Learn how to build your own tools
Once you have completed a few small projects, you should go beyond the basics and explore other features.
“Learn how to build your own tools using Unity,” Foster says. “It’s all in C#. Learn what your code does when it comes to generating garbage. The garbage collector is a demon which will slow your game down when you go to put things on mobile and onto Switch, [and so on]. And if you write code that doesn’t generate garbage, your code will run fast and you don’t have to worry about it again.”
Reach out to the community
As mentioned by FuturLab’s Hansen, the Unity community is massive. There’s thousands of tutorials out there for any level of development from beginner to heavy optimisation, so you should absolutely rely on that community.

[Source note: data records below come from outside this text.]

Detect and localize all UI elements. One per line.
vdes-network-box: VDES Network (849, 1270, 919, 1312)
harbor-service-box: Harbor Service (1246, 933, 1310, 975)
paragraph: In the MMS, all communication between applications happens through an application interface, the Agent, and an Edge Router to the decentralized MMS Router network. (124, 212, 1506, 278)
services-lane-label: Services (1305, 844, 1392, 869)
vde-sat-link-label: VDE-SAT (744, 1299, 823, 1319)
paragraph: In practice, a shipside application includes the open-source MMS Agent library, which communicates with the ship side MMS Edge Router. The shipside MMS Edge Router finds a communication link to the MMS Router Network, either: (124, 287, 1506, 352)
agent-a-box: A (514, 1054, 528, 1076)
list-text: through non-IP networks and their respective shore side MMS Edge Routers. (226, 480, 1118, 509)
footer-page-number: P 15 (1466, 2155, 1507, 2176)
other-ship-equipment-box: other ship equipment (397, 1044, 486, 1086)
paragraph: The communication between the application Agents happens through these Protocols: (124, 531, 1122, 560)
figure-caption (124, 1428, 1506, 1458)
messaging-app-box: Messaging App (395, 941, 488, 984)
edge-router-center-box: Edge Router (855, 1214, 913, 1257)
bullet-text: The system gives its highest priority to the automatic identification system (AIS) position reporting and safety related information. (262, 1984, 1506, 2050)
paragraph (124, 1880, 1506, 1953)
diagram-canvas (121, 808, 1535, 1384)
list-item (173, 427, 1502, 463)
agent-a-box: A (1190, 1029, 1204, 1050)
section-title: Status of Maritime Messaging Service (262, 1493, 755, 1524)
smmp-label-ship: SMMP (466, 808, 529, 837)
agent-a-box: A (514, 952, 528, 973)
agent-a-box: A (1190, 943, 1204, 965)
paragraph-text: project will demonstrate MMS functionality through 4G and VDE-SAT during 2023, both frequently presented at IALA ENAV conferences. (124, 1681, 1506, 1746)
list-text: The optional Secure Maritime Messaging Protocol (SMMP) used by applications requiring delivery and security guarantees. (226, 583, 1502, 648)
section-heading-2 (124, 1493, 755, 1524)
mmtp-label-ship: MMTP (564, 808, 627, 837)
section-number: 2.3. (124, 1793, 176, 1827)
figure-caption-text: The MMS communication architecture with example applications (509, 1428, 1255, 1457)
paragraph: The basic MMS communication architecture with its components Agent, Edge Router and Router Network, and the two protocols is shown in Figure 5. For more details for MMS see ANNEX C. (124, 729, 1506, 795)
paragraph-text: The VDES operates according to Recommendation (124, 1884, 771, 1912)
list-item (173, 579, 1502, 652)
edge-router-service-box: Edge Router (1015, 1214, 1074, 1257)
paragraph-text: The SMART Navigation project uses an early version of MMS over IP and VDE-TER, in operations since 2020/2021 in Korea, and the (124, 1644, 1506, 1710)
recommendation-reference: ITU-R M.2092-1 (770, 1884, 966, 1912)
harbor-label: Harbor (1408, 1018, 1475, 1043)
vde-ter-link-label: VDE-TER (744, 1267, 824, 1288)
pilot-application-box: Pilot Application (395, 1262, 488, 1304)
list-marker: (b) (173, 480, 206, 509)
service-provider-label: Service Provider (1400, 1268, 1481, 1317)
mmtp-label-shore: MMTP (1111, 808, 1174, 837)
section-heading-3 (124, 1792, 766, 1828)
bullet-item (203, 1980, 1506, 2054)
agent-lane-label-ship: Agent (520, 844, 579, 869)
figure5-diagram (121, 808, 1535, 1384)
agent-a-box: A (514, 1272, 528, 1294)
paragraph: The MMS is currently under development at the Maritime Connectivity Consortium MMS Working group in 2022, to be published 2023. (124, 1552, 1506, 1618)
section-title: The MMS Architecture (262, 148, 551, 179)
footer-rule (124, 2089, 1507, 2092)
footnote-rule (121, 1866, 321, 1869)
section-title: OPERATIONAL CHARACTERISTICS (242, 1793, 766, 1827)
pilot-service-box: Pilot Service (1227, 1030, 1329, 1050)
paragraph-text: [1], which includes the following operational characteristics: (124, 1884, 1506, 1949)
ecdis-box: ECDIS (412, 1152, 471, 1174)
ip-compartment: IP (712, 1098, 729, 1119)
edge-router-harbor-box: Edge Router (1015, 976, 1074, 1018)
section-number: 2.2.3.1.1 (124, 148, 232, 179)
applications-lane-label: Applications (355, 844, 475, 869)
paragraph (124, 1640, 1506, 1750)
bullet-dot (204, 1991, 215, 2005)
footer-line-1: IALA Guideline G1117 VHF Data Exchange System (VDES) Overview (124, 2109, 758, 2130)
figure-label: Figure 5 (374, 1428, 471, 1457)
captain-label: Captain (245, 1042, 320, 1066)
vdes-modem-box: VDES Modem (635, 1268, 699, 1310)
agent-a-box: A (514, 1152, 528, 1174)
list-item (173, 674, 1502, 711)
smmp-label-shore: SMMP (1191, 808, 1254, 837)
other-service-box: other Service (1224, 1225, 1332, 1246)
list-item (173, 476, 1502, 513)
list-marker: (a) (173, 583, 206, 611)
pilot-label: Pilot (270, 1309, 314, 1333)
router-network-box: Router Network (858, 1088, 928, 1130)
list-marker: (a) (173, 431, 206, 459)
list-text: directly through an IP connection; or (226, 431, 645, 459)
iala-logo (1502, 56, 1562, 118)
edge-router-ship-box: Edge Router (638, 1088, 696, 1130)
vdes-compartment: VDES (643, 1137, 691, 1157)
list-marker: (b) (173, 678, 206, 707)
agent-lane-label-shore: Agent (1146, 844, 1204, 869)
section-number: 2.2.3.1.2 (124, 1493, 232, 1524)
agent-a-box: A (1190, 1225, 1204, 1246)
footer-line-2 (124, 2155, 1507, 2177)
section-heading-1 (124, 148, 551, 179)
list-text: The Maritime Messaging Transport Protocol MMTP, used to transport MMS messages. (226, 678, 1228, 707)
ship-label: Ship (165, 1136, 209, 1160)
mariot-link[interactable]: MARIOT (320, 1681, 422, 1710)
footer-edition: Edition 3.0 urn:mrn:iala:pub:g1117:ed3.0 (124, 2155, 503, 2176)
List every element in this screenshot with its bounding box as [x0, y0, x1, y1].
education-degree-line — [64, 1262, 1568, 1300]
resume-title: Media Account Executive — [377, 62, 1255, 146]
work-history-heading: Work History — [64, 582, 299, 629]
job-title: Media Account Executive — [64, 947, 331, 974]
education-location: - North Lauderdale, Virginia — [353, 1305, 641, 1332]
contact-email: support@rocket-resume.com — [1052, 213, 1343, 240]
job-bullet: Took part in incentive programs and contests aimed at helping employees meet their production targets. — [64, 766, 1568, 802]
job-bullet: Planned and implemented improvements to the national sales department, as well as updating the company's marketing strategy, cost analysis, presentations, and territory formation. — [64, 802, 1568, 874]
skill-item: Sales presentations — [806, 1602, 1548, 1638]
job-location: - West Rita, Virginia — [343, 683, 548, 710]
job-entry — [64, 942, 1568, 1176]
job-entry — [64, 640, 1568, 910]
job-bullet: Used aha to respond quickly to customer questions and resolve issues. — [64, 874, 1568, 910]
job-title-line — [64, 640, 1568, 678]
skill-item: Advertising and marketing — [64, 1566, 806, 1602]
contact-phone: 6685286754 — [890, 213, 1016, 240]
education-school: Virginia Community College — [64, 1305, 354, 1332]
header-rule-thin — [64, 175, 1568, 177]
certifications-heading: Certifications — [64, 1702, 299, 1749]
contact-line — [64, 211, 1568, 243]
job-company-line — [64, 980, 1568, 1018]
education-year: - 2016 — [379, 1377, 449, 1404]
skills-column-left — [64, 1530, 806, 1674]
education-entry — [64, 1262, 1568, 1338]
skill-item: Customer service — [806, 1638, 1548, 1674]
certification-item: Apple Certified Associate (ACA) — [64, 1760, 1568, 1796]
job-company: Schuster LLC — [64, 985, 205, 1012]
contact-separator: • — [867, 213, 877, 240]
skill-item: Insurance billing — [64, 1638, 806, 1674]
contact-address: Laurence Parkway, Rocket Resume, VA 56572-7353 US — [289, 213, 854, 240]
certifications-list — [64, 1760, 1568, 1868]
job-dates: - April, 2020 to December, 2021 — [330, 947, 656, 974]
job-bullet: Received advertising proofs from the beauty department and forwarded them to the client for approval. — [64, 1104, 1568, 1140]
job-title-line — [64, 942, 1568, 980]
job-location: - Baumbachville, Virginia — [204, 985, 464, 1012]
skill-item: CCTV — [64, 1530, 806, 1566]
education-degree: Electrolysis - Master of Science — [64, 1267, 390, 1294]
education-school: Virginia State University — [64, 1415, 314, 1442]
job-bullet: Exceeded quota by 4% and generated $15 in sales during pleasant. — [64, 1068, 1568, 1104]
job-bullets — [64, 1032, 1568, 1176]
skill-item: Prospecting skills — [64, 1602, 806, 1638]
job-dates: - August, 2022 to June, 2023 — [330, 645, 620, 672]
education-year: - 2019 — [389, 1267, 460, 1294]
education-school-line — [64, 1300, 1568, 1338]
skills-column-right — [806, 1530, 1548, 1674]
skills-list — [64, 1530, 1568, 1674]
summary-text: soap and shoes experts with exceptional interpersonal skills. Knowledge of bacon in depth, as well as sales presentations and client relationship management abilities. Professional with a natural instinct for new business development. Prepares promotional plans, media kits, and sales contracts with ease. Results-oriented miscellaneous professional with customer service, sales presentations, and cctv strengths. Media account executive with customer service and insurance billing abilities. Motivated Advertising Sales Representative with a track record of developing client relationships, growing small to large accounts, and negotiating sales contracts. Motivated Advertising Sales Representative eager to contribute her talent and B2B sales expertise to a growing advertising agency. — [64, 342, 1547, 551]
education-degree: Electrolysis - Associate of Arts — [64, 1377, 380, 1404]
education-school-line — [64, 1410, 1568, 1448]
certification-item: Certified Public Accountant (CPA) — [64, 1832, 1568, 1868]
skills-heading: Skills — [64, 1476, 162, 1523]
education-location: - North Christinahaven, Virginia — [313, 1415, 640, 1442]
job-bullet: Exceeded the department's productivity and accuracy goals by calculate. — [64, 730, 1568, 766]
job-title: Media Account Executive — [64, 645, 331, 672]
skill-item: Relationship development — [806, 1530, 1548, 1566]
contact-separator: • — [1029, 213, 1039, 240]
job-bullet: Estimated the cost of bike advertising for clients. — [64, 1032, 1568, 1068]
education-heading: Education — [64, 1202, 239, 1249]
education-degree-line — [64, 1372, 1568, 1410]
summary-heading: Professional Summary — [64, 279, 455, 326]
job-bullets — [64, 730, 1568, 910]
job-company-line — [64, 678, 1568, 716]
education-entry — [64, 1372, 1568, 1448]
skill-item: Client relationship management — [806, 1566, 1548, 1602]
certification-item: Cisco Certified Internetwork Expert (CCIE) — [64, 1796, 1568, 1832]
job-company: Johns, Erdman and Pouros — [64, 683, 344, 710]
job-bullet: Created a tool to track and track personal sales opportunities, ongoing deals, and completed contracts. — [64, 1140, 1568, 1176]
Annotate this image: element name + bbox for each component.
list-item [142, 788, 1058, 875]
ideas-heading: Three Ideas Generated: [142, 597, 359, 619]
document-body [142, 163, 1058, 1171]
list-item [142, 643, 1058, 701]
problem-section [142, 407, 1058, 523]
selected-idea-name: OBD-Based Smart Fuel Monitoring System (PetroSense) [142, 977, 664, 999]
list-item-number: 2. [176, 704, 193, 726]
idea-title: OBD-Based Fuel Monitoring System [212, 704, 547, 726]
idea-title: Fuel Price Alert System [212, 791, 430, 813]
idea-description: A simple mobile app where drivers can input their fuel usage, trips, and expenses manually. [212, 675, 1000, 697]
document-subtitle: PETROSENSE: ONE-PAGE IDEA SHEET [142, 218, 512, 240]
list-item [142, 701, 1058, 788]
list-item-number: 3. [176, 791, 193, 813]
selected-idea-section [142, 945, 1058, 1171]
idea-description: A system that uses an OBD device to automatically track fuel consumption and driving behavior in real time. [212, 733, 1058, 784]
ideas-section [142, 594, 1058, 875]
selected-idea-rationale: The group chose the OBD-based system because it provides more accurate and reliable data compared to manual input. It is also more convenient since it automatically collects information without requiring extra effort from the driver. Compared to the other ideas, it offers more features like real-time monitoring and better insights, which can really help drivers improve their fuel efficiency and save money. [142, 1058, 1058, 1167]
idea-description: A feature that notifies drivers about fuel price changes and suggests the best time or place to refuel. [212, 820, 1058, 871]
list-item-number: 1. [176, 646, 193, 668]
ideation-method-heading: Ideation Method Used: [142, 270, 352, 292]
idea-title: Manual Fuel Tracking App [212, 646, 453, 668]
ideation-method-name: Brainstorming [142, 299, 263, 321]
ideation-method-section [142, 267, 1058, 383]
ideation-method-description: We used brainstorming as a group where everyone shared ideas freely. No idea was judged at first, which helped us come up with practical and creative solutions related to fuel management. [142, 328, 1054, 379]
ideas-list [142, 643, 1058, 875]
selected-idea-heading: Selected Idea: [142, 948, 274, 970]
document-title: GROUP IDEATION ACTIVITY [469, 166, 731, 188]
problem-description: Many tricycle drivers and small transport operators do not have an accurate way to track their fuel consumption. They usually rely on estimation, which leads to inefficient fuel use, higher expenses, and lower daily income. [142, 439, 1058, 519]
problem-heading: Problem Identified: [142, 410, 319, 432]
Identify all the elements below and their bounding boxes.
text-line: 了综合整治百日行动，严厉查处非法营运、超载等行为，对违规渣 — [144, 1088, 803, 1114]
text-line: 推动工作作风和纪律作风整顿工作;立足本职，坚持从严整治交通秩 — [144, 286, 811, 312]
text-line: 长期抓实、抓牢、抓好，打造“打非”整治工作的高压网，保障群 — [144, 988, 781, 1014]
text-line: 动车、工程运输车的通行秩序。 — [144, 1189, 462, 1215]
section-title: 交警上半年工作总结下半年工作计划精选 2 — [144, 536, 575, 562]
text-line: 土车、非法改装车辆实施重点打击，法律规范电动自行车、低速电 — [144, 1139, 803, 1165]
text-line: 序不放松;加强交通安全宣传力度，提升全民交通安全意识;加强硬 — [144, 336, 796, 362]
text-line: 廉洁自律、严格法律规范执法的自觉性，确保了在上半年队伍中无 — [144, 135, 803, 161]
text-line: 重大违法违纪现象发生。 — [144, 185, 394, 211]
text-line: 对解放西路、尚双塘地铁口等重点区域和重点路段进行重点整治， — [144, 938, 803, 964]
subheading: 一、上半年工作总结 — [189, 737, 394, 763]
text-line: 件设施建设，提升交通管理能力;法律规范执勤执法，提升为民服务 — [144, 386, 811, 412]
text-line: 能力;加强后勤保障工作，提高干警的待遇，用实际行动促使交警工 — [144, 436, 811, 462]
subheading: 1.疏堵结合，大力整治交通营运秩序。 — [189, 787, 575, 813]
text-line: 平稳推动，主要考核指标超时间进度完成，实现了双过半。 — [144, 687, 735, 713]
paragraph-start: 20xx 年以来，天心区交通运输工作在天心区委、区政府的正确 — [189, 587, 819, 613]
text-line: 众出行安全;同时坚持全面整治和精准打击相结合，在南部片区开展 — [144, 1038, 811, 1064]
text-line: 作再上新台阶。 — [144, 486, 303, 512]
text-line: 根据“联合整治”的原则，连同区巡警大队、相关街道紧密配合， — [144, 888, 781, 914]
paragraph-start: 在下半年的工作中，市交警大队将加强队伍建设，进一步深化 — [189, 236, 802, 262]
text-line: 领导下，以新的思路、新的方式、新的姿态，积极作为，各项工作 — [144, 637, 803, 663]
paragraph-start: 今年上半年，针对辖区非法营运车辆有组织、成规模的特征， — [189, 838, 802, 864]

Gerges points out that games are “funny beasts” and that he’s not “worked on one yet that didn’t cause proper head-scratching moments.” And we’re talking about someone who has worked in games for 15 years here. He continues: “We’ve benefitted numerous times from community and support direct from Unity to help overcome hurdles and tricky situations.”
Price concludes by mentioning Unity’s proven track record of fantastic games across many platforms and genres already out there.
“As a developer no matter what engine you use you have to be creative with how you use it to achieve a vision,” he says. “Unity can make any game your imagination wants to create.”